The course focuses on three aspects of context-driven information fusion in video processing for human-centric applications: (1) Interfacing vision processing with high-level data fusion to build up knowledge based and behavior models; (2) Human pose, gaze, activity, facial expression, preferences, behavior modeling, and user feedback as sources of human-centric context; (3) Case studies of incorporating vision-based activity and expression recognition algorithms into adaptive systems that learn user preferences and adjust their services accordingly. The course topics and case studies are supported by a large collection of implemented examples covering various layers of processing from early vision extraction to intermediate soft decisions in multi-camera processing or latent-space activity recognition, and to high-level inference of semantics based on visual clues.

Syllabus

The tutorial will provide the participants with an understanding of the key concepts, state-of-the-art techniques, new application opportunities, and open issues in the areas described above.

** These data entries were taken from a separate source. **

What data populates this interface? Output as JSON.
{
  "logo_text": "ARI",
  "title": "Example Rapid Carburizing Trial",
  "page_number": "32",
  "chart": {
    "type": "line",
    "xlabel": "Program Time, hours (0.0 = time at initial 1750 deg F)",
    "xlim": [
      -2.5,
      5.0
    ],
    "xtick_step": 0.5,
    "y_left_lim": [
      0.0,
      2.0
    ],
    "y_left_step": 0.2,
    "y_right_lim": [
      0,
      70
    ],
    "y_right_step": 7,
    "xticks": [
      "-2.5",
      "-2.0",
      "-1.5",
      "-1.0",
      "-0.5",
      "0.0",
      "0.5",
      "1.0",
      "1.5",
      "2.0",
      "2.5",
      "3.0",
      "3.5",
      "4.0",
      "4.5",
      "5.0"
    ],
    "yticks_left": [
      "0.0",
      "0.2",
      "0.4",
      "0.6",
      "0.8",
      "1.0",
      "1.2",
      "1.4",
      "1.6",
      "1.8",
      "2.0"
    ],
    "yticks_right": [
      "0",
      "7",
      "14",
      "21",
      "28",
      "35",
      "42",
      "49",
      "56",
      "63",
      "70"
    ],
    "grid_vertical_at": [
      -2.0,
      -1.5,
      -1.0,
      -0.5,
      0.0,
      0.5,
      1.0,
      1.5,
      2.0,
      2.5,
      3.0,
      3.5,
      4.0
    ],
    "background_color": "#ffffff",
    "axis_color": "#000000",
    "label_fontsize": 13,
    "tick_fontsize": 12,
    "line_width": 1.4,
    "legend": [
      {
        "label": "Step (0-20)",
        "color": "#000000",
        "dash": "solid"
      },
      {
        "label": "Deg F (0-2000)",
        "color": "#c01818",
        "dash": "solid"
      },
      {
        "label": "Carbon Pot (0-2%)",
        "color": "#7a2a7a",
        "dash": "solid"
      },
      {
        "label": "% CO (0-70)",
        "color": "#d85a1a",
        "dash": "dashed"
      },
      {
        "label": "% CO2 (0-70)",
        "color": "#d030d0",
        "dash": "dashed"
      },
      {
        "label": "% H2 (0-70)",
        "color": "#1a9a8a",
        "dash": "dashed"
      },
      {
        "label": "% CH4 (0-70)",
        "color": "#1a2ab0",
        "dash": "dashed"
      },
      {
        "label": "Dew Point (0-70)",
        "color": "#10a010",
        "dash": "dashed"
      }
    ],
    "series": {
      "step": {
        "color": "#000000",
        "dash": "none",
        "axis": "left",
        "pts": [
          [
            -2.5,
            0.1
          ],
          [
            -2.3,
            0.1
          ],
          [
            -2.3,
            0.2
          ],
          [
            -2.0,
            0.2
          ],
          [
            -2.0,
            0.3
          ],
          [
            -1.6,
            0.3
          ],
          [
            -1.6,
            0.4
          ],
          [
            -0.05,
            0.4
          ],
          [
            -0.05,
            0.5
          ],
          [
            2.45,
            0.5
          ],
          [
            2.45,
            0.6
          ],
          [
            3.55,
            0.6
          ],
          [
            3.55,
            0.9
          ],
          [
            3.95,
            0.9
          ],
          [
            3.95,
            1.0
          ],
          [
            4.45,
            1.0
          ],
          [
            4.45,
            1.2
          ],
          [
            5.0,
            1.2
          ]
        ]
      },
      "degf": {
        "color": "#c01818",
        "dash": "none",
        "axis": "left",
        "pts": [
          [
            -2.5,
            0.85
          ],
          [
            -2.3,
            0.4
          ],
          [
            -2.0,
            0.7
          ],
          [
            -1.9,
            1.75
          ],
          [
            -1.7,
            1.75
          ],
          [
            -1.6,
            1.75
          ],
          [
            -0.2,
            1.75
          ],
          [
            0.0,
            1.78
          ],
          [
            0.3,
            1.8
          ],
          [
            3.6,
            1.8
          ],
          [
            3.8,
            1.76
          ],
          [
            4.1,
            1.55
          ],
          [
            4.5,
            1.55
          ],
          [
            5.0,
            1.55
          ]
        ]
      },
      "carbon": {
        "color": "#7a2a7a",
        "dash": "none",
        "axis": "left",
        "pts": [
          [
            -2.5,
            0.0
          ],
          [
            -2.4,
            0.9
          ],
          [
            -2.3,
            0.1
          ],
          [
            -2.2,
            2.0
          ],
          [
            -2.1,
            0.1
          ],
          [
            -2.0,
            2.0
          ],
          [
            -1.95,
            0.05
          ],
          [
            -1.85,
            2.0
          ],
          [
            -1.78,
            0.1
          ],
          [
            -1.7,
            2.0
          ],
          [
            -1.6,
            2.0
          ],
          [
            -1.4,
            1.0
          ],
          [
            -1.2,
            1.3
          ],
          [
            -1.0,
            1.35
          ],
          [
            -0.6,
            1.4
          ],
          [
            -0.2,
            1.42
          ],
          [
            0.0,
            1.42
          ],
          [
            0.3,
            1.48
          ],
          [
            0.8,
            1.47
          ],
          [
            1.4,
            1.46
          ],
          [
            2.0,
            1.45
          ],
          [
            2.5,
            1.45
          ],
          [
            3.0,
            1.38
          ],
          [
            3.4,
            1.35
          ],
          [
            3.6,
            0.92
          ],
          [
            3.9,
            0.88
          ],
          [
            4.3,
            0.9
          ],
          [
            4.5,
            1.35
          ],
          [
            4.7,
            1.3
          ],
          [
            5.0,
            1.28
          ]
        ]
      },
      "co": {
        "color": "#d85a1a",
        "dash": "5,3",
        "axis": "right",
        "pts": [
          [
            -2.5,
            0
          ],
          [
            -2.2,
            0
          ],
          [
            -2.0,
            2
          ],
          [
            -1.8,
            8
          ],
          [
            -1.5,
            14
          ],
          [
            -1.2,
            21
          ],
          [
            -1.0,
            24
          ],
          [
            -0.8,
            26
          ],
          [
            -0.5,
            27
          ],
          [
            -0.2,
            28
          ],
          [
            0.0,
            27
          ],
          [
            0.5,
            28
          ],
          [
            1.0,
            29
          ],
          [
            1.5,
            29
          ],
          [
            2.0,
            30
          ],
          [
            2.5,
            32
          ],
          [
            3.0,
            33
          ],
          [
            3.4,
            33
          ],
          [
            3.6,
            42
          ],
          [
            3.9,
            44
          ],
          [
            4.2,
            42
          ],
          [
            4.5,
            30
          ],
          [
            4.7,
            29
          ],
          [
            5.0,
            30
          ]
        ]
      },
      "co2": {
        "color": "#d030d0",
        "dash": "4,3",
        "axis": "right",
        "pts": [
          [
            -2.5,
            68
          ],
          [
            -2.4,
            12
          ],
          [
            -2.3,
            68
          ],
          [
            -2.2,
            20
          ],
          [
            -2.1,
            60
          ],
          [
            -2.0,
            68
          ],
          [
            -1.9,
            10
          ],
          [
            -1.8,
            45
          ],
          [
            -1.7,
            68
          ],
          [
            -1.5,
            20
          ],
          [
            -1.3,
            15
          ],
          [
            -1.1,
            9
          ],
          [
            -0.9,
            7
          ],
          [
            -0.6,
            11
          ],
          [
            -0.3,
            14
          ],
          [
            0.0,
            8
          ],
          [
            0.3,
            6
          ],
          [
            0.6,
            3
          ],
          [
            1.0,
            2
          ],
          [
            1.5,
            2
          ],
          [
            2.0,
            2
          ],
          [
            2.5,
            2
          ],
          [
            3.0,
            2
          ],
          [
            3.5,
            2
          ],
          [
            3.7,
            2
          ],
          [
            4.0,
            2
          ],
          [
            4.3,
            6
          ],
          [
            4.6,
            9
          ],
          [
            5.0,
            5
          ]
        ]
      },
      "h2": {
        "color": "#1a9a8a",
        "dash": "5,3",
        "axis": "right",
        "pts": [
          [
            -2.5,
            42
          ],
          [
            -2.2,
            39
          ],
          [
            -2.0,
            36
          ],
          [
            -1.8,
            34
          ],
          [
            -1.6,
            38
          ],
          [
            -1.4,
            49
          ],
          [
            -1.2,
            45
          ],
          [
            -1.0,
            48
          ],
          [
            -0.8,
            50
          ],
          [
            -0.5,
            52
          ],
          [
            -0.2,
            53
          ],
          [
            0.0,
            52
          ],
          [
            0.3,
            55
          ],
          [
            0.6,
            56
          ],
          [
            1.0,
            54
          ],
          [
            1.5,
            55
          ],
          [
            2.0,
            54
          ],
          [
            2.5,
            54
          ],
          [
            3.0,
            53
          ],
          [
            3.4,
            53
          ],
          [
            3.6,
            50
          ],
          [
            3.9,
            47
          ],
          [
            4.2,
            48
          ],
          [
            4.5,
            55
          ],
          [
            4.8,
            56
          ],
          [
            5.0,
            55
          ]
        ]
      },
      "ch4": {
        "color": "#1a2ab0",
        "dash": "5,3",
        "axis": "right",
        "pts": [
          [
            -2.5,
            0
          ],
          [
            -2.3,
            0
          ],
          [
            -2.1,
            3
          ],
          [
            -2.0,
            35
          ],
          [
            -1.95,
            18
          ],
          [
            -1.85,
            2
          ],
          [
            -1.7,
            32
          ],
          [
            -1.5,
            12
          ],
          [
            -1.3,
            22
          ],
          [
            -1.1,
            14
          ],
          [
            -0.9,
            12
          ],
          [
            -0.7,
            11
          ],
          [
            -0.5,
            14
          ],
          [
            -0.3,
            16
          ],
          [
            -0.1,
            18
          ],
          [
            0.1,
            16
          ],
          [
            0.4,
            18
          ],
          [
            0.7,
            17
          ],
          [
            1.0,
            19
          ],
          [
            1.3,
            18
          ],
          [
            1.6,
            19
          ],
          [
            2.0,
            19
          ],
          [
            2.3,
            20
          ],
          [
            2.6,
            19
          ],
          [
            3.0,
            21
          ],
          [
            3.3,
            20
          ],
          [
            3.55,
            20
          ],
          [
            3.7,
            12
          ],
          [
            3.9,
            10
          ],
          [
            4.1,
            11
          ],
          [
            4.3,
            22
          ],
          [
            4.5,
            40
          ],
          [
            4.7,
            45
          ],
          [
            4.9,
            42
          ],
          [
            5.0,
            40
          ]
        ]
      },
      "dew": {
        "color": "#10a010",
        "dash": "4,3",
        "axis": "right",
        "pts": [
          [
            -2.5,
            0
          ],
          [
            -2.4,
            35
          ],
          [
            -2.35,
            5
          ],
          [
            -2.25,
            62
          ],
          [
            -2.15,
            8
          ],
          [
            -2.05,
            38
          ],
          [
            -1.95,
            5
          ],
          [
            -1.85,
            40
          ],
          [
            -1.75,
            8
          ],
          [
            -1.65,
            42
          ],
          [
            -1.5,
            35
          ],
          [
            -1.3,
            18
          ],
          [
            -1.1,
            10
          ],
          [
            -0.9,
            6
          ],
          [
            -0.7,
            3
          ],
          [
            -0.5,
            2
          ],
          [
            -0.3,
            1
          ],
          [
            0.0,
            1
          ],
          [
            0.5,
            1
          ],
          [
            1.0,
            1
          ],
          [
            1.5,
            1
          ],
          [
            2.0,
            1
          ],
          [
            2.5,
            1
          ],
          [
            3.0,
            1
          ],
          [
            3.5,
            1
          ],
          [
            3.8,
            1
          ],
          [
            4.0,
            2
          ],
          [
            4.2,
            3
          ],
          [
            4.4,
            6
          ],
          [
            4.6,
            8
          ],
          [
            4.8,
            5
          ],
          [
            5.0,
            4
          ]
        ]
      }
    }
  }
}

The course is organized into the following syllabus:

  1. Introduction and motivation:
    1. New paradigms in user-centric design: application spaces in smart environments, ambient intelligence, adaptive systems, intuitive interfaces
    2. Convergence of sensing, inference, and media content delivery in human-centered information systems
    3. Challenges in vision design: processing aspects in algorithm design, user acceptance aspects in application design
  2. Use of context in video processing:
    1. Types of contextual data and sources: environmental versus user-centric context, static versus dynamic context, multi-camera networks, multimodal sensing
    2. Examples in early vision, human pose analysis, user intention detection
  3. Interface of vision and high-level inference:
    1. Data fusion for vision-based inference, role of feedback to vision, knowledge accumulation, observation validation
    2. Interactive learning: role of user in guiding the inference system, query and feedback from user, intuitive user interactions
    3. Semantic labeling based on user observations and context, grounding logic rules with observations
    4. Case study: activity recognition based on environmental context
  4. Human-centric inference
    1. Human-centric data: algorithms for detection of human pose, gesture, activity, facial expression, gaze, attention, mood, emotions
    2. Case study: human head pose and gaze analysis
    3. Case study: multimodal human emotion analysis
  5. Conclusions and new frontiers